共同船舶株式会社の代表取締役社長・森英司氏は式典の挨拶で、
「関鯨丸は日本の商業捕鯨を未来へつなぐ希望の船です。捕鯨文化を守りながら、安全で衛生的な操業を実現し、次の世代に誇れる船にしたい」
と語り、国産技術と捕鯨文化の融合への強い思いを示しています。
建造を担当した旭洋造船の関係者も、
「日本の造船技術の粋を結集して建造しました。捕鯨母船という特殊船の建造は挑戦の連続でしたが、国内技術で完成させたことは大きな誇りです」
とコメントされています。国産造船の技術力を世界に改めて示す機会となりました。
式典では、船体に掲げられた日の丸と「関鯨丸」のロゴがお披露目され、テープカットや安全祈願も実施。最後には出席者全員による記念撮影とともに、関鯨丸の船笛が港に響き、新時代の捕鯨を担う船の門出を祝いました。

この竣工式は、単なる完成報告にとどまらず、日本の捕鯨の歴史と未来をつなぐ節目の瞬間として、多くの人々の心に刻まれたのです。

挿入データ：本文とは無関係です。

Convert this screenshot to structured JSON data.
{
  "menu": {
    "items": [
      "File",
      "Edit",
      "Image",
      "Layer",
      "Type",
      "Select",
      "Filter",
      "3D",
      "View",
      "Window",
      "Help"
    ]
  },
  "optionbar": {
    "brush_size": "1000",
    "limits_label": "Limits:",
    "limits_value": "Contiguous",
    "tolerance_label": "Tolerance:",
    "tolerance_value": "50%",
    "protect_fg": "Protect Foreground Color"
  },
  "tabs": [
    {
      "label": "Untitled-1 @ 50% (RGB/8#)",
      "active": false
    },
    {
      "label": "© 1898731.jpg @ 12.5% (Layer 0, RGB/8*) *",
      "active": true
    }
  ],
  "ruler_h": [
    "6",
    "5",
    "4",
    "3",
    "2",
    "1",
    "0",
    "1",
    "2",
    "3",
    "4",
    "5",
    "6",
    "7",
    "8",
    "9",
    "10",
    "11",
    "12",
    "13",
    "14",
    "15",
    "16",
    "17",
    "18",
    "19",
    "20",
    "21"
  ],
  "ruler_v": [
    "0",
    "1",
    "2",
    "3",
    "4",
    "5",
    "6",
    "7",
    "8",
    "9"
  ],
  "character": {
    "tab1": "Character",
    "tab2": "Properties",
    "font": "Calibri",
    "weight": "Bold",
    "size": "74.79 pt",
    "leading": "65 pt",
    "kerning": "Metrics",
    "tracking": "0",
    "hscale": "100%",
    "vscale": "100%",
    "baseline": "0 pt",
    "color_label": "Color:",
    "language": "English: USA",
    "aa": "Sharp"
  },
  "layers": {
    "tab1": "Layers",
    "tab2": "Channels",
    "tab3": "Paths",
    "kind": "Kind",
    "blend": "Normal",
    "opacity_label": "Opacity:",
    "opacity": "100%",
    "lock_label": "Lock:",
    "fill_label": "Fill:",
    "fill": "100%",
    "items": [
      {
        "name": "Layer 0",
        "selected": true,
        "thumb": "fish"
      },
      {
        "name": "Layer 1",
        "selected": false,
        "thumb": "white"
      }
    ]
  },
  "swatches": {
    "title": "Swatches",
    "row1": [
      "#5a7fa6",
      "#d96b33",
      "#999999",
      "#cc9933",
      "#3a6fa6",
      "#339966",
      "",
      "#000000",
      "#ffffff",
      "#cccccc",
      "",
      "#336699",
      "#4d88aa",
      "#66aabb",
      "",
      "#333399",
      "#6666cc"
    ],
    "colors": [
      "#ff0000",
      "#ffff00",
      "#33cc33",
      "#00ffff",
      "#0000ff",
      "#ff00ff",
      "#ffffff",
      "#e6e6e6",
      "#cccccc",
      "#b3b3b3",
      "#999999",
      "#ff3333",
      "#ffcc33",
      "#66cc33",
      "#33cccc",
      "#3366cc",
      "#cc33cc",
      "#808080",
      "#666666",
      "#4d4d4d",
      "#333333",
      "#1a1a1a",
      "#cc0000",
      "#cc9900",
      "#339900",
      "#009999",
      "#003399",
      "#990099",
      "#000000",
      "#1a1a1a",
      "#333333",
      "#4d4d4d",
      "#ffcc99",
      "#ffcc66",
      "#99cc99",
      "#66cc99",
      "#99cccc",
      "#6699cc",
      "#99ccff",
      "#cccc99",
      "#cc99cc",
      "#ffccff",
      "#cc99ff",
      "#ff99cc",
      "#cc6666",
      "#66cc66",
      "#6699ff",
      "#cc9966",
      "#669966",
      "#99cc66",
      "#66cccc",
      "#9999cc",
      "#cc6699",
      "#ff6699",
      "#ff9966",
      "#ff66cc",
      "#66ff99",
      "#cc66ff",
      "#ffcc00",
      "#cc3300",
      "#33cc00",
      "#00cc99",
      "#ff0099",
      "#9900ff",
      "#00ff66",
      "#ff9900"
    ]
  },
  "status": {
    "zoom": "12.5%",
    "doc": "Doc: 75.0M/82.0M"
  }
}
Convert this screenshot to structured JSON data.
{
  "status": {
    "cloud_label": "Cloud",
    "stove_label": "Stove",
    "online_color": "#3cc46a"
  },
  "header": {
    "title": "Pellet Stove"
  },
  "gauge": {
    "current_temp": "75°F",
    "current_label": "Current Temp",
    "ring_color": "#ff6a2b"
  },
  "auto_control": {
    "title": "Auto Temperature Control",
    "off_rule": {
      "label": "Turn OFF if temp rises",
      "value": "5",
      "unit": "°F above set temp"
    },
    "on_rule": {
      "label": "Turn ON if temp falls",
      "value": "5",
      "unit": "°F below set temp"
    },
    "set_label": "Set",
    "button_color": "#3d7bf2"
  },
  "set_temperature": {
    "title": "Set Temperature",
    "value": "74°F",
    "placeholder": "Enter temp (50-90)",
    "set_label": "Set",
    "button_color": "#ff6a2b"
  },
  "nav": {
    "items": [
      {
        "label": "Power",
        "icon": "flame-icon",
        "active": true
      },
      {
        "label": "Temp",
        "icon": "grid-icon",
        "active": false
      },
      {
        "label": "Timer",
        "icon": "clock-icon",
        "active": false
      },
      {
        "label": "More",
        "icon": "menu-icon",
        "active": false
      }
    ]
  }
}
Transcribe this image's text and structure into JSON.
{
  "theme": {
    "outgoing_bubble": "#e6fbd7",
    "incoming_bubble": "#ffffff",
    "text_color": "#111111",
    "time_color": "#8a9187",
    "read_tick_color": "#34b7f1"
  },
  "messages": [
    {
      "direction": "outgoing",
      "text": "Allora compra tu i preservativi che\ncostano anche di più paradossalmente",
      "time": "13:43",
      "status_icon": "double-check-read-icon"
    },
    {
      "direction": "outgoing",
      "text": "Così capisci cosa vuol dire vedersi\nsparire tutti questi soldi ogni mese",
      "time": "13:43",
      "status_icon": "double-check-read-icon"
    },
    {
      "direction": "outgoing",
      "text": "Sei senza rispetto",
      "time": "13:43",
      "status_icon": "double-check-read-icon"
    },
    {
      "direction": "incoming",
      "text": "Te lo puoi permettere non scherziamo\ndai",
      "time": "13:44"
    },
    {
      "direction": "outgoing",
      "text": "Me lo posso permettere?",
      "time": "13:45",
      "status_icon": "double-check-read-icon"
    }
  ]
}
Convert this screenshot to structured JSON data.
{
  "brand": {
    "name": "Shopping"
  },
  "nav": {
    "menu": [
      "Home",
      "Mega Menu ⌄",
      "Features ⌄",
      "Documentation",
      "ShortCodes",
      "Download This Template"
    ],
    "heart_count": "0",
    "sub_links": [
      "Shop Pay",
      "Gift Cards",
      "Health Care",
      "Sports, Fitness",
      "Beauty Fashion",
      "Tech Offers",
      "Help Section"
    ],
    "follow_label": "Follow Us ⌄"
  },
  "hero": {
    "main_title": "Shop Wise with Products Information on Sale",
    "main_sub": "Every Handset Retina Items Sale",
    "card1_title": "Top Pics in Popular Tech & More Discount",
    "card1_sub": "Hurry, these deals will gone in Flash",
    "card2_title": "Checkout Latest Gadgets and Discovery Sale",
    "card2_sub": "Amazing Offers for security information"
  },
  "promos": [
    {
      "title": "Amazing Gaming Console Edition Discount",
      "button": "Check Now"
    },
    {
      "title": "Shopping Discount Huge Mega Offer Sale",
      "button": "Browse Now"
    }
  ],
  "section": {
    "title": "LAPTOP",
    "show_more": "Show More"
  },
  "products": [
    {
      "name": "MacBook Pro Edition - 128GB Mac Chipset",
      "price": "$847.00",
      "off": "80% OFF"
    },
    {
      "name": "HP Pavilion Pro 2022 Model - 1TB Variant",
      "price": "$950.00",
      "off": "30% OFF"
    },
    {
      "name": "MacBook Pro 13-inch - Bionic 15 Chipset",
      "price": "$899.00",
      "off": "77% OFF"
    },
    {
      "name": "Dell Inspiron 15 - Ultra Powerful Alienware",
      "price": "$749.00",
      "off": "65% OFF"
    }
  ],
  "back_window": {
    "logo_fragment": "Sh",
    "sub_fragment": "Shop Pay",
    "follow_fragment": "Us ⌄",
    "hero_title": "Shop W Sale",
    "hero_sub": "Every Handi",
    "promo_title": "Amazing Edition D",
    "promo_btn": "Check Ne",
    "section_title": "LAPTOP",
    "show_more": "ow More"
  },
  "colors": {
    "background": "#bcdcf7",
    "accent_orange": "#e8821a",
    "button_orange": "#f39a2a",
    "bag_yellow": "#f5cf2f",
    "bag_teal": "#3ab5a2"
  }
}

ナガスクジラも捕獲対象に!オホーツク初漁と「関鯨丸」受賞の背景
2024年6月、水産庁の水産政策審議会は、商業捕鯨の対象にナガスクジラを追加する方針を正式に了承しました。ナガスクジラは世界で2番目に大きいヒゲクジラで、半世紀以上にわたり商業捕鯨の対象外となっていましたが、資源量の安定が確認されたことを受けて約50年ぶりに捕獲が解禁されました。捕獲枠は年間59頭で、オホーツク海や北海道沖など北方海域での操業が認められています。
この歴史的な再開の中心となったのが「関鯨丸」です。関鯨丸の船団は2024年8月1日、ナガスクジラを岩手県沖の排他的経済水域(EEZ)内で捕獲しました。
また、関鯨丸は2024年5月21日、日本船舶海洋工学会が主催する「シップ・オブ・ザ・イヤー2024」漁船・調査船部門賞を受賞しました。世界で唯一稼働中の捕鯨母船として、解体・加工工場を船内に備えた構造や環境配慮型設計が高く評価され、技術性・芸術性・社会性の三点で優秀と認定されたものです。
また、オホーツク海で捕獲されたナガスクジラの肉が豊洲市場で初めて一般公開され、「脂が上質で柔らかく、最も美味しいクジラ肉」と評価されたことも紹介されています。
これらの出来事は、日本の商業捕鯨が新たな段階に入ったことを示す象徴的な成果となりました。
未来へ挑む「関鯨丸」──これからの捕鯨と次世代への継承
「関鯨丸」の誕生は、日本の捕鯨が新たなステージへ進む転換点を示しています。これまでの経験と伝統を受け継ぎつつ、安全・衛生・環境に配慮した操業体制を実現し、持続可能な捕鯨のあり方を追求する象徴的な一隻です。
船内設備には、作業効率化だけでなく「鯨の命を余すことなく活かす」という捕鯨文化の精神が息づいており、最新技術の導入によって資源管理や品質保持の精度も一段と高まりました。
さらに、2025年3月には水産大学校の学生が船内を見学し、捕鯨の現場や最新設備を体感。こうした取り組みが、次世代を担う人材育成にも繋がっています。
「関鯨丸」は、伝統と革新を融合させ、「海と人が共に生きる」持続可能な捕鯨の未来を切り開く、日本の新たな挑戦の象徴なのです。